Inoltre, un grandissimo parco e un campo da calcio, ricavato dal terreno dell'attuale stadio, che sorgerà sul tetto di un centro commerciale per non dimenticare l'attuale campo da gioco. E poi, i volti di 16.000 tifosi immortalati lungo le facciate dello stadio, un progetto che unisce tradizione e innovazione.

Popolous e il progetto Cattedrale

Decisamente diversa l'idea del consorzio americano Popolous, già autore del nuovo stadio del Tottenham, che prende spunto da due luoghi storici della città, il Duomo e la Galleria Vittorio Emanuele II. Nel concept di questo progetto, la Tribuna principale sarà vicinissima al campo da gioco e la luce solare illuminerà la galleria esterna, che diventerà un luogo di passeggio e ristoro per i tifosi e i milanesi in generale.

E poi, uno sguardo al futuro, con pannelli fotovoltaici, ventilazione e riciclo dell'acqua per un idea decisamente 'green' e sostenibile.

Completano il prospetto, un grattacielo adibito ad uffici e il Museo, che sorgerà al posto del San Siro attuale. Un progetto ambizioso che, ad oggi, sembra riscuotere diversi pareri favorevoli.
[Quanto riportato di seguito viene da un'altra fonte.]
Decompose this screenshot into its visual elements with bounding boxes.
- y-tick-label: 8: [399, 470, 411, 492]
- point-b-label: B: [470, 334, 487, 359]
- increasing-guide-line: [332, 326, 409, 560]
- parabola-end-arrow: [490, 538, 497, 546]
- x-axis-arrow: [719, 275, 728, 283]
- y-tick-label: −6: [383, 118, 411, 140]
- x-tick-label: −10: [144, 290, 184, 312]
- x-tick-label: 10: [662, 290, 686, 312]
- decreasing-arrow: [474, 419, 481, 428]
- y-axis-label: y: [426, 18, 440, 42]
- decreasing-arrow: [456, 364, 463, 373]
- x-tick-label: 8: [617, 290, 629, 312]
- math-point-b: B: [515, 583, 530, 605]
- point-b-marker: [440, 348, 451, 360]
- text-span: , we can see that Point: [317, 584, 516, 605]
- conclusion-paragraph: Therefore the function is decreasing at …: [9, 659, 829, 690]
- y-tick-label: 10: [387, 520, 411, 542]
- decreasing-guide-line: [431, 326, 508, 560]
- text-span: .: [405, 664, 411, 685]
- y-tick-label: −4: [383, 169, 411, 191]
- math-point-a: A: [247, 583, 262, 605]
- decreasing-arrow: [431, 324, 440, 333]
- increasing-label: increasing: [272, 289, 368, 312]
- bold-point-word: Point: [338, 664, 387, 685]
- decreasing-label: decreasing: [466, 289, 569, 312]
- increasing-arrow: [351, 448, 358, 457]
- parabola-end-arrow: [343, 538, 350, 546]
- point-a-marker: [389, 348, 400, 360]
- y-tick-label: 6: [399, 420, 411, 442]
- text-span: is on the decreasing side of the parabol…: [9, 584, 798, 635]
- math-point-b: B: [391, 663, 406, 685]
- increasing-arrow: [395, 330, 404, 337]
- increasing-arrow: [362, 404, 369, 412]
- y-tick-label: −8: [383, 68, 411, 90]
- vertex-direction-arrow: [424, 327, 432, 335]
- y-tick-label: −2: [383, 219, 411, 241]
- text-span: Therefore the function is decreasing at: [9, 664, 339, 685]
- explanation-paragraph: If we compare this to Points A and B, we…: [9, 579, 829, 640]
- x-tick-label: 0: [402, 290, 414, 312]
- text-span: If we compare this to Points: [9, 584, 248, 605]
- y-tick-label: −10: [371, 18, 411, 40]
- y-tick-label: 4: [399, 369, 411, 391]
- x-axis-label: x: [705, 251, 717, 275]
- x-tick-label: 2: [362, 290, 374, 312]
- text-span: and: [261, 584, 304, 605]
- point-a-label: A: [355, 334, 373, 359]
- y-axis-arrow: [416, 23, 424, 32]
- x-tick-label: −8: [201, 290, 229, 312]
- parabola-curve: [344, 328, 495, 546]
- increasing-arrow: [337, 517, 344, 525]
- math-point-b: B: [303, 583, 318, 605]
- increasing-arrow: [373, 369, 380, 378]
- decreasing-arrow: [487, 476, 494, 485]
No alla ristrutturazione e tempi

Le società hanno ribadito che una ristrutturazione del Meazza è praticamente impossibile per costi e tempistiche, che costringerebbero le due squadre lontano da Milano per almeno quattro anni. Il nuovo progetto, oltretutto, riqualificherebbe tutta l'area circostante, migliorando sensibilmente una parte della città che riacquisterebbe linfa e vitalità.

Adesso, ci sarà un iter burocratico che passerà innanzitutto dalla dichiarazione di pubblico interesse che il Comune dovrà dare antro il 10 ottobre e poi, superato il primo importante ostacolo, anche la dichiarazione di pubblica utilità che porterà al bando dell'estate 2020.

Dopo quasi 100 anni di storia, il glorioso impianto milanese lascerà presumibilmente il posto ad uno stadio ecosostenibile, moderno e più adeguato agli standard attuali. Per moltissimi tifosi rossonerazzurri, non vedere più San Siro non sarà facile da accettare ma tutti crediamo e speriamo in un nuovo progetto che possa essere ugualmente affascinante e straordinario come la Scala del Calcio.